Presidente Pera, è contento del risultato delle amministrative di Lucca? Indirettamente ha contribuito anche lei, dando dei buoni consigli al candidato sindaco del centrodestra, oggi sindaco, Mario Pardini.

«Altroché se sono contento. Ma Mario Pardini non ha bisogno di molti buoni consigli. È pacato, studioso, si informa, è decisamente moderato: ha le caratteristiche di governo questo ragazzo. È anche equilibrato, per niente fazioso: ha le caratteristiche tipiche dei lucchesi, nel bene e nel male. È vero, alle amministrative di Lucca c’è stata una volontà di discontinuità, ma da quei tre gatti che sono andati a votare. Se vota solo il trenta per cento della gente, si va a finire male».


Secondo lei, presidente, l’esempio del campo largo del centrodestra uscito vincitore dalle amministrative lucchesi, un misto di partiti tradizionali e civismo con orientamenti variegati, potrebbe essere il modello politico giusto da adottare anche su altri scenari, come le elezioni politiche che aspettano a breve gli italiani?

«Guardi, io sono un bipolarista: vedo in realtà non uno ma due campi larghi possibili. Sono i liberalconservatori da una parte e i socialdemocratici dall’altra. Può darsi che nel frattempo ne nascano altri di campi, sulla scorta di questa fantasia del centro di Carlo Calenda e Matteo Renzi, che però ad oggi è inesistente. I due campi larghi però devono darsi un’identità, sennò uno diventa un nuovo Ulivo, e sappiamo che non funziona, mentre l’altro diventa un Ulivo di destra. Quindi, lo ribadisco, bisogna che i rispettivi leader trovino un’identità a ciascuno dei due schieramenti. Ma per fare questo, devono esserne all’altezza. Altrimenti, se ci va bene, ci ritroviamo Mario Draghi al governo; in alternativa ci ritroviamo in altre avventure che non si sa dove ci portano».

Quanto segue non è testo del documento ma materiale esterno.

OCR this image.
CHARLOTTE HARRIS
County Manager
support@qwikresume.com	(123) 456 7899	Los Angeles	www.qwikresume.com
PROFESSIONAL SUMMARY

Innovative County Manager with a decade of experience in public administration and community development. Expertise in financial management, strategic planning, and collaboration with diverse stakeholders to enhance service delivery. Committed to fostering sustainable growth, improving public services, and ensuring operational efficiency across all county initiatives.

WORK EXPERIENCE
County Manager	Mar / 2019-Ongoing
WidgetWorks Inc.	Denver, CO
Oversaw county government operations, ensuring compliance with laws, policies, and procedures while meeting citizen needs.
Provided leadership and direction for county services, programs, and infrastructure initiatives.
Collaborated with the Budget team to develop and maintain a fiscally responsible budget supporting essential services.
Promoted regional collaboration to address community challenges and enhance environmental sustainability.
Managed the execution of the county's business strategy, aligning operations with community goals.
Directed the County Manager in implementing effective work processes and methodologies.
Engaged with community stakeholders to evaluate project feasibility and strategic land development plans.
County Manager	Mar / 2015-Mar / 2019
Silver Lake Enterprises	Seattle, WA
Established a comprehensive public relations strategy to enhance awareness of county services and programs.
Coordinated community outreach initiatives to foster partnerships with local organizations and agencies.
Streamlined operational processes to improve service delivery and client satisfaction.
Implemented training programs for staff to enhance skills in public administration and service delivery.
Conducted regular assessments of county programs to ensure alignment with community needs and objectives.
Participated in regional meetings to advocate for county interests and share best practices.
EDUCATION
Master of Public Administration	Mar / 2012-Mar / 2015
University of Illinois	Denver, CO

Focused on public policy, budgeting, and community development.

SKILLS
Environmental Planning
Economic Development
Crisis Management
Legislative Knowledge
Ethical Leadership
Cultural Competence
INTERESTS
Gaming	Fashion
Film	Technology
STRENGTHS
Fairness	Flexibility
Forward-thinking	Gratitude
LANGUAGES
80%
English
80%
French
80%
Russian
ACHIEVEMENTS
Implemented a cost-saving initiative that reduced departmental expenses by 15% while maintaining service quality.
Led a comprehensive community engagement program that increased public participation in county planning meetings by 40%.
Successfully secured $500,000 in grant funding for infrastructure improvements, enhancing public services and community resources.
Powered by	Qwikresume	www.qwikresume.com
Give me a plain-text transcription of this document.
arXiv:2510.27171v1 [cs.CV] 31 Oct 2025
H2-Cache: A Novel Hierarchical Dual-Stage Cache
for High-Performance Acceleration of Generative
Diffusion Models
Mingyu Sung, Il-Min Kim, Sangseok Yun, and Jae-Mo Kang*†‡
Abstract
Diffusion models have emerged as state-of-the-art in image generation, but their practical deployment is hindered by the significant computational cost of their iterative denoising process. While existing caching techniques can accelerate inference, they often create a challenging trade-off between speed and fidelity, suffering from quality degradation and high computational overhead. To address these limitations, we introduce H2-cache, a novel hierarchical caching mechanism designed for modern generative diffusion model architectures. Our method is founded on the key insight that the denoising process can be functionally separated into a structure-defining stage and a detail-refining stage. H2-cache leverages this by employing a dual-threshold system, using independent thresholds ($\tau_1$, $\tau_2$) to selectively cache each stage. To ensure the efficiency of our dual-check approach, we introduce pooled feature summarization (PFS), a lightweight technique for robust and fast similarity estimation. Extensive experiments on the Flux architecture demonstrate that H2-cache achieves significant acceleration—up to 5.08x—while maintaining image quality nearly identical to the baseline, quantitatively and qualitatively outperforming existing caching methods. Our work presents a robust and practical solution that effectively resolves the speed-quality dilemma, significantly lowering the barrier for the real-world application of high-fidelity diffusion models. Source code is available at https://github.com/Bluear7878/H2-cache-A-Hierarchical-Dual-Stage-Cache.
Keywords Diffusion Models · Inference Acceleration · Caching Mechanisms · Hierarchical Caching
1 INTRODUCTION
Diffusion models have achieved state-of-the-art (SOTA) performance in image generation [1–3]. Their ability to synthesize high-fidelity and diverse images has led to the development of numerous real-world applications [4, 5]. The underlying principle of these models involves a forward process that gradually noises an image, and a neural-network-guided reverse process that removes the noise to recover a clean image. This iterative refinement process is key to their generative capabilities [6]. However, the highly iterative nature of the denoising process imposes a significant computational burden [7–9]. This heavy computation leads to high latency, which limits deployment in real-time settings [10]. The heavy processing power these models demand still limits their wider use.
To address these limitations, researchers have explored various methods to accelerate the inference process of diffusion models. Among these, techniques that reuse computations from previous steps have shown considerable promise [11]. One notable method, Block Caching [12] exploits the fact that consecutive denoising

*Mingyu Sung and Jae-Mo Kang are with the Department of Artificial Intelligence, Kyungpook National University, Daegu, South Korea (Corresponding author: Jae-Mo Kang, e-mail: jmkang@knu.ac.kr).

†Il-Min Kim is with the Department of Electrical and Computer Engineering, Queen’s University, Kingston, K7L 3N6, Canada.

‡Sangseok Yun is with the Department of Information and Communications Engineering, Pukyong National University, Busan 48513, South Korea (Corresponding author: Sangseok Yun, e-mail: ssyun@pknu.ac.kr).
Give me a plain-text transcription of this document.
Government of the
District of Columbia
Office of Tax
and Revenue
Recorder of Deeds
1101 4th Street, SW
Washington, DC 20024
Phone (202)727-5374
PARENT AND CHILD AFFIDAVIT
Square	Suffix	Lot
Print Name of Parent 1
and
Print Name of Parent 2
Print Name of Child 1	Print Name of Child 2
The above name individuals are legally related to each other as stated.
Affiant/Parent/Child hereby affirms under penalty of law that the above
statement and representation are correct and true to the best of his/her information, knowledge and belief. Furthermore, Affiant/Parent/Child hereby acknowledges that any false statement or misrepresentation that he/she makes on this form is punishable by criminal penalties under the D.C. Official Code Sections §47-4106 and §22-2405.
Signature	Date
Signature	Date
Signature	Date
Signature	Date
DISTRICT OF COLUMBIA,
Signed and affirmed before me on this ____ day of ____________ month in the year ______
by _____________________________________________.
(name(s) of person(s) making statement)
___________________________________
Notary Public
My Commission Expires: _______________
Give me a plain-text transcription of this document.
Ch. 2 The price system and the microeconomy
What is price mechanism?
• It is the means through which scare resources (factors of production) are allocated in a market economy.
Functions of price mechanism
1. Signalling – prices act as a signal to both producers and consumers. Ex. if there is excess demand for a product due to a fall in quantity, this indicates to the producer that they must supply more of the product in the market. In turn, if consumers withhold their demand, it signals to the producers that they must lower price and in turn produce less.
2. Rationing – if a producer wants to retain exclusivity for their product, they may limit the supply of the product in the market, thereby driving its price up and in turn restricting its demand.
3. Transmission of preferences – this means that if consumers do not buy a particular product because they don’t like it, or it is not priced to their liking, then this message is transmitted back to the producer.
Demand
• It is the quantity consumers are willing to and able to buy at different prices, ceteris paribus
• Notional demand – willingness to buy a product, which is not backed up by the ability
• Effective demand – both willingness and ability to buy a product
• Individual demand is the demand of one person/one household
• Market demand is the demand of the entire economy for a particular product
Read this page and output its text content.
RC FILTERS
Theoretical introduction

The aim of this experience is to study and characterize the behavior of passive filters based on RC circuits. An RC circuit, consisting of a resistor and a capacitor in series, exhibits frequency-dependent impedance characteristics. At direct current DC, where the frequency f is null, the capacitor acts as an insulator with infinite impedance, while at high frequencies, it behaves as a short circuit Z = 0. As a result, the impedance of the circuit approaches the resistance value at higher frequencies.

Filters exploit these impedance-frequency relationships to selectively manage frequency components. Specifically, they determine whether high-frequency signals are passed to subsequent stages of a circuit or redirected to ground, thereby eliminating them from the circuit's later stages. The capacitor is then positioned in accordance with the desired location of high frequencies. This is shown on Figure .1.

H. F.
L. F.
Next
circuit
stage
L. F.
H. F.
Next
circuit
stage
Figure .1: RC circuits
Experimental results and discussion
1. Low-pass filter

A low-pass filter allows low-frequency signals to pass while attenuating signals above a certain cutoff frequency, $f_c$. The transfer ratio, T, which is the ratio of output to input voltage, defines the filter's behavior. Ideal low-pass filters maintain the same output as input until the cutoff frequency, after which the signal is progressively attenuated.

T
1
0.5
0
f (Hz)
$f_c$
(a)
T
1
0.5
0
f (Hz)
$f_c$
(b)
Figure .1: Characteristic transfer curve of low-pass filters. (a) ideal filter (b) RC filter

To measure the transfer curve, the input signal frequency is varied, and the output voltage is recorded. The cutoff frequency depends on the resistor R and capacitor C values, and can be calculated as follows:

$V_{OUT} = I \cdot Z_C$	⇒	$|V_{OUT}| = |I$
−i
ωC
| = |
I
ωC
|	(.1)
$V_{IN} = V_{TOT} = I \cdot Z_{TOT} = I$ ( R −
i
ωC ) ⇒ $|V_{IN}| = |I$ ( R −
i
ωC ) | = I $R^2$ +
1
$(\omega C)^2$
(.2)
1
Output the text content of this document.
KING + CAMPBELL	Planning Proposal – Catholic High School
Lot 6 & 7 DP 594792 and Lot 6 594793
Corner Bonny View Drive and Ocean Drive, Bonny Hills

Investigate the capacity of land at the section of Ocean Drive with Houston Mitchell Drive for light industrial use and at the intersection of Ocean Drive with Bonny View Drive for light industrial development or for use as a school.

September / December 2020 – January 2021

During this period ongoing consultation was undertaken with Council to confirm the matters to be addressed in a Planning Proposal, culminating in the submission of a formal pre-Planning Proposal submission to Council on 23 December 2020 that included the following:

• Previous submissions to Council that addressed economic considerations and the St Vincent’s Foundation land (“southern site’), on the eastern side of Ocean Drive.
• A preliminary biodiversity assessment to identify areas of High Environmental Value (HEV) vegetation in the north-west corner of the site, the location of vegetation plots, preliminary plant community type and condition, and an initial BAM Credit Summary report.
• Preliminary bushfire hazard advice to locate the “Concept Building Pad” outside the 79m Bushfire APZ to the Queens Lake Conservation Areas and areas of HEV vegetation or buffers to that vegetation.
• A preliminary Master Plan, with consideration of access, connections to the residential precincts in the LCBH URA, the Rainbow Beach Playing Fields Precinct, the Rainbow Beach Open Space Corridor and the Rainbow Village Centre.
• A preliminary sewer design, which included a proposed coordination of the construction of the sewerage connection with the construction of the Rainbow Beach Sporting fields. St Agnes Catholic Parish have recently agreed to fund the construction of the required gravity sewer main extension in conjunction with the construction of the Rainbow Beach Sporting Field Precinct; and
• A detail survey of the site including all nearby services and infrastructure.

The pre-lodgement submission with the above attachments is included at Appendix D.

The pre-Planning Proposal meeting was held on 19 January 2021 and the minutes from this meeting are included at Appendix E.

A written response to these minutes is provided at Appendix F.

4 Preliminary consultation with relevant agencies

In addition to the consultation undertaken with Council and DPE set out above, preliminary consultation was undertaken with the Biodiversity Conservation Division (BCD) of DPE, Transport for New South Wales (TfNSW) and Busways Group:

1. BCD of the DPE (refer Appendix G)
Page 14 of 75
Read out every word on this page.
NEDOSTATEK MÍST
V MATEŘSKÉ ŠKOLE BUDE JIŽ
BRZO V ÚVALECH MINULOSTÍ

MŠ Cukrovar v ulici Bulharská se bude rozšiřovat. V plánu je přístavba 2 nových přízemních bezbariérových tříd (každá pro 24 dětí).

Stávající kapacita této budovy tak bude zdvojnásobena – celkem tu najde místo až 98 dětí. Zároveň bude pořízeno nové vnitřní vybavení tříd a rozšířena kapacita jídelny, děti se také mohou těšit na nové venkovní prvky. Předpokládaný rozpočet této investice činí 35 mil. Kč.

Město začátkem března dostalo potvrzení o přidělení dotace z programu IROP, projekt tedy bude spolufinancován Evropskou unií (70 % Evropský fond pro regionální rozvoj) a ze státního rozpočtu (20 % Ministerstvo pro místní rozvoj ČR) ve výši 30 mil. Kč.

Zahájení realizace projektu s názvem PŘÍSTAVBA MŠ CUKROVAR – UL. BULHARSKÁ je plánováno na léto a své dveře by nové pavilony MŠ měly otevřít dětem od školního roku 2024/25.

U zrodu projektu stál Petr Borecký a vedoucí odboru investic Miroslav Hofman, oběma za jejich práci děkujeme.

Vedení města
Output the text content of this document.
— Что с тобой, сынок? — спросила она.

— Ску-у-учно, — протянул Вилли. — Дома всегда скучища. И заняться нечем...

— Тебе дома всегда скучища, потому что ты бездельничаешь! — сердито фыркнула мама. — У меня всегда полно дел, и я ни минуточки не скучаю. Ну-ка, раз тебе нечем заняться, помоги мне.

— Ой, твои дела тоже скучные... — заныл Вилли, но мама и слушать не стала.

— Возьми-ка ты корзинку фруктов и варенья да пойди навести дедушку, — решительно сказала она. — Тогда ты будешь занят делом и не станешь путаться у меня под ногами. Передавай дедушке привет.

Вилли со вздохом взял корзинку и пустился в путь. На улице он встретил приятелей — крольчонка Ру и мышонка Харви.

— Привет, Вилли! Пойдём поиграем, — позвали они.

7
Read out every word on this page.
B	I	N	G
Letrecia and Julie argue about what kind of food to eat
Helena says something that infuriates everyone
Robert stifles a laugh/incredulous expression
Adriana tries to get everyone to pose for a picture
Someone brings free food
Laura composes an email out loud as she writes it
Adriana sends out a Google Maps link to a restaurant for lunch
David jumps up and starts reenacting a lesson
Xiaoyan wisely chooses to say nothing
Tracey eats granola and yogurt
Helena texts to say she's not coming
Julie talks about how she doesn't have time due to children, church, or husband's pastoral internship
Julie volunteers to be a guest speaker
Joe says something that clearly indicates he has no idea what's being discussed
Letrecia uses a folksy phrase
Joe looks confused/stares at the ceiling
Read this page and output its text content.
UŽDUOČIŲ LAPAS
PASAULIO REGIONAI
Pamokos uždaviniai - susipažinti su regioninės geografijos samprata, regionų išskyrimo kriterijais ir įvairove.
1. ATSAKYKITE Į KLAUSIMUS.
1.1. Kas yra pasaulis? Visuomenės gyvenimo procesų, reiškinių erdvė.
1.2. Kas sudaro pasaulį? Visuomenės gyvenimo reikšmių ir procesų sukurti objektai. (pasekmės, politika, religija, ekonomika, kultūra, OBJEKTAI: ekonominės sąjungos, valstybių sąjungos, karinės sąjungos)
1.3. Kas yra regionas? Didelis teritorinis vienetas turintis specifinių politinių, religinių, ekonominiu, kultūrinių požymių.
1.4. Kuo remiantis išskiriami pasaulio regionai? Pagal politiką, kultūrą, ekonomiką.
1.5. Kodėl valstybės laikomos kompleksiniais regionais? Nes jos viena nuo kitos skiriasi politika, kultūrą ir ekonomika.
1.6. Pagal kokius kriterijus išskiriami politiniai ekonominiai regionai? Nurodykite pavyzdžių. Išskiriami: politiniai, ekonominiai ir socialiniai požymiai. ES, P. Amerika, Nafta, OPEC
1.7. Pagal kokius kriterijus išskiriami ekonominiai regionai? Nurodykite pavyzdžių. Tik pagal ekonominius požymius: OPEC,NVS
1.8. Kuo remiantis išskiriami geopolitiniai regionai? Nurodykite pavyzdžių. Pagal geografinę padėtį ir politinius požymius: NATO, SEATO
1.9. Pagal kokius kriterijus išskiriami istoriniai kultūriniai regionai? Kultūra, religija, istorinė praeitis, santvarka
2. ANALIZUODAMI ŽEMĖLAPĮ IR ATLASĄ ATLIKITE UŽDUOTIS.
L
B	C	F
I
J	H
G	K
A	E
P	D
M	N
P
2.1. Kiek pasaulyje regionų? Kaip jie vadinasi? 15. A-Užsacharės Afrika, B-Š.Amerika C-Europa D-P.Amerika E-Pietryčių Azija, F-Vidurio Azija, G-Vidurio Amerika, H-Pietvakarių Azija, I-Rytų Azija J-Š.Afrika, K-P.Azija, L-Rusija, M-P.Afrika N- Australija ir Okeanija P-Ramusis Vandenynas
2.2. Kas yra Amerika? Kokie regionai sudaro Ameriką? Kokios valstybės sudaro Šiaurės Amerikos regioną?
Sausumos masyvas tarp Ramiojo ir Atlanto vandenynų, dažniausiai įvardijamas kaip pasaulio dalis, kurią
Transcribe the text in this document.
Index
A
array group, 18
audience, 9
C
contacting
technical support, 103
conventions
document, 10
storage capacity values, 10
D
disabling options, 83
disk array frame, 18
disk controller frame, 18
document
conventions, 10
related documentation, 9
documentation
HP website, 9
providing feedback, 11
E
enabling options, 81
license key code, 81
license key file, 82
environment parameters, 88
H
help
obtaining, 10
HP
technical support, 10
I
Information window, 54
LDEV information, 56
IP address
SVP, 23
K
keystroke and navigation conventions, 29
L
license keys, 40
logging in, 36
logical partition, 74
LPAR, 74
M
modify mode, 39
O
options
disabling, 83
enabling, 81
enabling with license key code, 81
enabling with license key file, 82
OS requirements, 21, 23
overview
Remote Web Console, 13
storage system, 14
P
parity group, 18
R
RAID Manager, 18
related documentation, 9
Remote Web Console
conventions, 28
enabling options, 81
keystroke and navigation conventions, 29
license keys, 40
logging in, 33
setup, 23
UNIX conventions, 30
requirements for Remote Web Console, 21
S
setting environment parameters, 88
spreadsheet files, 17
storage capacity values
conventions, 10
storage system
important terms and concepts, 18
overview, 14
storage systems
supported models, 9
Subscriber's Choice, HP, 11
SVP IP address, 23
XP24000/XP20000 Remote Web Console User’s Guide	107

Ma come possono i leader politici riuscire a trovare un’identità ai propri campi larghi?

«Eh, non è facile. Devono avere il guizzo, l’intuizione azzeccata. Perché un aspetto è evidente: senza una dose di creatività, gli italiani non ci vanno a votare».


Lei cosa suggerisce ai leader, a questo proposito?

«Una cosa è certa: la strategia populista è finita. I liberalconservatori, come i socialdemocratici, devono saper rispettare ciascuno i propri valori fondamentali. C’è molto da costruire e da ricostruire. Abbiamo tutti sotto gli occhi, ad esempio, le difficoltà che ha un Enrico Letta nel cercare il modo giusto per tenere un Giuseppe Conte: i Cinquestelle ci staranno nel campo largo dei socialdemocratici? E dall’altra parte, quella dei liberalconservatori, i tre partiti del centrodestra (Lega, Fratelli d’Italia, Forza Italia, ndr) riusciranno a mettersi d’accordo? Esperienze come quella di Lucca mostrano che la gente si fida più delle persone che di vecchie bandiere. Il centrodestra, se vuol governare, deve avere ben presente tutto questo».